Knowledge has a half-life, and therefore an expiry date.
This is the intriguing premise behind a new book by Sam Arbesman, called "the half life of facts".
The book, described in the video below, focuses primarily on academic facts and on science, and finds a half-life of 44 years, for example, for medical knowledge about hepatitis.
Business knowledge has an even shorter half life.
Probably half the things you knew about your business ten years ago, are wrong now. And expired knowledge, like expired food, is dangerous. It can lead to wrong decisions, wrong judgments, and big errors.
The implication for Knowledge Management is important.
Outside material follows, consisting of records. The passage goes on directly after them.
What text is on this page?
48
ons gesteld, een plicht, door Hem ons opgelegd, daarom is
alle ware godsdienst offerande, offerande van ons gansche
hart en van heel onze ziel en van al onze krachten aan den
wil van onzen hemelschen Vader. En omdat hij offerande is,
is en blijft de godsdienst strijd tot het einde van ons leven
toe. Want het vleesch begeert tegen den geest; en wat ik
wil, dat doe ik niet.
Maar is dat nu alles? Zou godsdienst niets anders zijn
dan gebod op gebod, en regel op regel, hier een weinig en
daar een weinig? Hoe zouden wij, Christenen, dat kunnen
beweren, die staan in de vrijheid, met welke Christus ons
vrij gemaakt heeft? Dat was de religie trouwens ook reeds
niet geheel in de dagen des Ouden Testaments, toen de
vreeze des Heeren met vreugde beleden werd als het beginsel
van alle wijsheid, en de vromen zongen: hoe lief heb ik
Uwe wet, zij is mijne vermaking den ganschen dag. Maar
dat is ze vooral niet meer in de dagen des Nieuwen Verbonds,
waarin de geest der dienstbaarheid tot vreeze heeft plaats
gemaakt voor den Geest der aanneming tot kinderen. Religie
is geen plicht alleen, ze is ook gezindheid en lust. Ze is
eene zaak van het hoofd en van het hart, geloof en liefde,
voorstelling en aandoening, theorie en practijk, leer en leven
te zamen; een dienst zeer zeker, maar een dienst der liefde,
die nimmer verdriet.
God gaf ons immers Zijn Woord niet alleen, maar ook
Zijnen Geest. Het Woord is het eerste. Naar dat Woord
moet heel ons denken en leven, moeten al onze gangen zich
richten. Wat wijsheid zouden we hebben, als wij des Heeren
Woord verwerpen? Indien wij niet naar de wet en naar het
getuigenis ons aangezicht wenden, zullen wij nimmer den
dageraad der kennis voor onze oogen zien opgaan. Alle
- As well as creating, discussing and storing new knowledge, we need to be able to remove and delete the old knowledge
- Our knowledge bases need a regular overhaul and spring clean, which is why it is better to house them as a wiki - continually updated - than as a folder full of files, many of which become obsolete
- Our lessons systems should be lessons management systems which pass lessons through to completion, and then archive them, rather than passive databases clogged up with lessons beyond their expiration date.
- Knowledge,once captured, needs to be owned and maintained, which means out with the old, as well as in with the new.
I posted a while ago about "knowledge management as gardening", and part of gardening is Pruning.
So be aware of the knowledge half-life, and beware of the knowledge which is too old to be safe.